JOEL KOTKIN: At The Mercy Of The Climate Jihadists:
Years ago, I heard the Jewish comedian Jackie Mason performing in Beverly Hills, riffing on the primary motivation of wealthy liberals. They do things, he suggested, not because they actually accomplished anything, but because “I have to look at myself in the mirror.”
Mason was prophetic, particularly regarding here in California, where progressive politics – outside of promoting race and gender grievances – has boiled down to a single-minded attachment to slowing climate change.
To satisfy the gentry’s urgent need to feel noble and better than others, we are embarked on an ever-more extreme jihad to battle global warming, with the state, pursuant to an executive order from Gov. Jerry Brown, committed to reducing greenhouse gas emissions to 40 percent below 1990 levels by 2030 – and 80 percent below 1990 levels by 2050 – versus the previous mandate of reaching 1990 levels by 2020. It seems clear that we are about to wage a war of increasing intensity on climate change, surely not at the expense of depriving Google executives and other oligarchs their private jets, but certainly down to the last affordable single-family house or decent factory job. . . .

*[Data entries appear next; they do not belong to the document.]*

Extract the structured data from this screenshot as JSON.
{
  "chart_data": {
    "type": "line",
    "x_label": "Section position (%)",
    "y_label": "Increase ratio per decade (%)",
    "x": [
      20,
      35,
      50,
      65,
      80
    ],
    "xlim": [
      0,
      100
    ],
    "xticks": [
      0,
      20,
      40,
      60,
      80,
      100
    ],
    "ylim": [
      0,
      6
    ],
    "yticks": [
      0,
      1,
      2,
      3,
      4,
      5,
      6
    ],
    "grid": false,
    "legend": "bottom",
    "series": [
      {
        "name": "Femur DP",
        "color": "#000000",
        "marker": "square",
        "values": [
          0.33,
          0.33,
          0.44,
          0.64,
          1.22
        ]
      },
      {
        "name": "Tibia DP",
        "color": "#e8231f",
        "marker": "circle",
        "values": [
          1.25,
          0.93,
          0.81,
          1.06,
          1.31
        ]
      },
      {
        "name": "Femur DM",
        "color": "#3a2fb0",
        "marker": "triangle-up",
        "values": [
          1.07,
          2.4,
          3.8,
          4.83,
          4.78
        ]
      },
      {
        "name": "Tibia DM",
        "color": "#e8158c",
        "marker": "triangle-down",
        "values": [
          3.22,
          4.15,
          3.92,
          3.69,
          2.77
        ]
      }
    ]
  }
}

Yet such problems do not seem to impinge much on Sacramento’s political class. Any group willing, as is most egregiously the case with the Latino caucus, to wage war on their own people, are not going to worry too much about such subtleties.
So then, who wins? It’s certainly not the environment, but some of the oligarchs in Silicon Valley may benefit as they have been feeding at the renewable-energy trough at the expense of less-well-off ratepayers. Then there’s the whole bureaucracy, and their academic allies, who can enjoy profitable employment by dreaming up new ways to make life in California more expensive and difficult for average citizens – envisioning schemes that the taxpayers have to finance. And, certainly, the climate change agenda could benefit multifamily housing builders, who will seek to force often-unwilling Californians into residences in which most would rather not spend their lives.
Yes. I’ll believe it’s a crisis when the people who keep telling me it’s a crisis start acting like it’s a crisis — instead of just filling their pockets, and their egos, at the expense of others.